Nicola Formichetti lascia Diesel

Mentre il posto di AD di Diesel è ancora vacante, il marchio del gruppo vicentino OTB deve affrontare l’addio del suo direttore artistico. Nicola Formichetti, che aveva preso le redini dello stile del brand italiano nel 2013 orientandolo verso un percorso più creativo che rompeva con le sue radici nel denim, ha deciso di andarsene.
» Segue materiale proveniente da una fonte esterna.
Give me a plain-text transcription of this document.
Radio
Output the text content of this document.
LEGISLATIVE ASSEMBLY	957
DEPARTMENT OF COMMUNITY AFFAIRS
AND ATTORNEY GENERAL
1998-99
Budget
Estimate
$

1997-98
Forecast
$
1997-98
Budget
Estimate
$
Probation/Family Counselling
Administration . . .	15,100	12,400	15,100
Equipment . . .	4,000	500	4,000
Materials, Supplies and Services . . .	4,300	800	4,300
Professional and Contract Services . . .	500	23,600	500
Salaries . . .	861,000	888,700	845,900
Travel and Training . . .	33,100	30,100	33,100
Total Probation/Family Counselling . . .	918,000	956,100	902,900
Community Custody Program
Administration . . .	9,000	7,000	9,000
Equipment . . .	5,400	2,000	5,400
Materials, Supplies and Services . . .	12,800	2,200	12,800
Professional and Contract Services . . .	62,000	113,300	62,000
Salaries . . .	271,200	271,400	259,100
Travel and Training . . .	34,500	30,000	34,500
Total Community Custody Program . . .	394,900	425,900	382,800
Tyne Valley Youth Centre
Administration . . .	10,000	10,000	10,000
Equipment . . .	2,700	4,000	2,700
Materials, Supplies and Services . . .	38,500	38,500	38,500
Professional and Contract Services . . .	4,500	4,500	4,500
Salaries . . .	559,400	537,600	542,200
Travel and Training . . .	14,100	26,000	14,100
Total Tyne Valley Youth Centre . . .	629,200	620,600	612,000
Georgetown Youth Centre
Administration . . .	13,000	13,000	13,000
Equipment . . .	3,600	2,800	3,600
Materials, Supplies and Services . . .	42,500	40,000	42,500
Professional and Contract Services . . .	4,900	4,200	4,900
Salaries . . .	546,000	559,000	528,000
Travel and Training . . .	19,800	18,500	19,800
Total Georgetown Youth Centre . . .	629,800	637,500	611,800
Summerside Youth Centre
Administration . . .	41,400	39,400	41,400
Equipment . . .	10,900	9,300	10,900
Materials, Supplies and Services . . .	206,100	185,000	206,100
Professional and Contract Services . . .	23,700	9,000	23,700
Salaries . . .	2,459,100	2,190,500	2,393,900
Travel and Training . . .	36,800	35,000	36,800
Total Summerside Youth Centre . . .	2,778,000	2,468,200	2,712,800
Nicola Formichetti con Renzo Rosso, fondatore di Diesel e boss del gruppo OTB - Diesel

Lo stilista italo-giapponese porrà fine alla sua avventura con il marchio di Breganze alla fine dell'anno. Il suo contratto è arrivato al termine del periodo concordato e non sarà rinnovato.
 
“Voglio ringraziare Nicola per la sua collaborazione negli ultimi anni, i quali resteranno un momento speciale nella storia del nostro marchio”, ha affermato in un comunicato Renzo Rosso, fondatore di Diesel e boss del gruppo OTB. “Ha guardato il nostro passato, i nostri pezzi iconici, e li ha rivisitati nel DNA del marchio, rilanciando l’immagine di marca di Diesel [impostandola] sui valori di libertà e originalità”.
 
Il marchio aveva già dovuto affrontare la partenza del CEO Alessandro Bogliolo, che all’inizio dell’autunno è andato a dirigere il gioielliere Tiffany. Da allora, nessun manager è ancora arrivato per sostituirlo. Nicola Formichetti si era mostrato molto attivo con il proprio brand Nicopanda durante l’ultima Fashion Week londinese, siglando in particolare un’interessantissima partnership con Amazon, dalla quale è scaturita una capsule collection di streetwear venduta con il meccanismo del “see now buy now” subito al termine dello show.
 
Diesel ha inoltre cambiato comunicazione, rivedendo le caratteristiche dei suoi profili social in questi mesi autunnali, cancellando nel frattempo da essi i riferimenti al lavoro effettuato dal suo ormai quasi ex direttore artistico negli ultimi anni.
 
L’annuncio della partenza di Nicola Formichetti coincide inoltre con la nomina, ufficializzata all’inizio di dicembre, di un nuovo CEO del gruppo Only The Brave: Ubaldo Minelli.
 
Il marchio veneto aveva ottenuto un fatturato di 960 milioni di euro nel 2016, accumulando ulteriori perdite.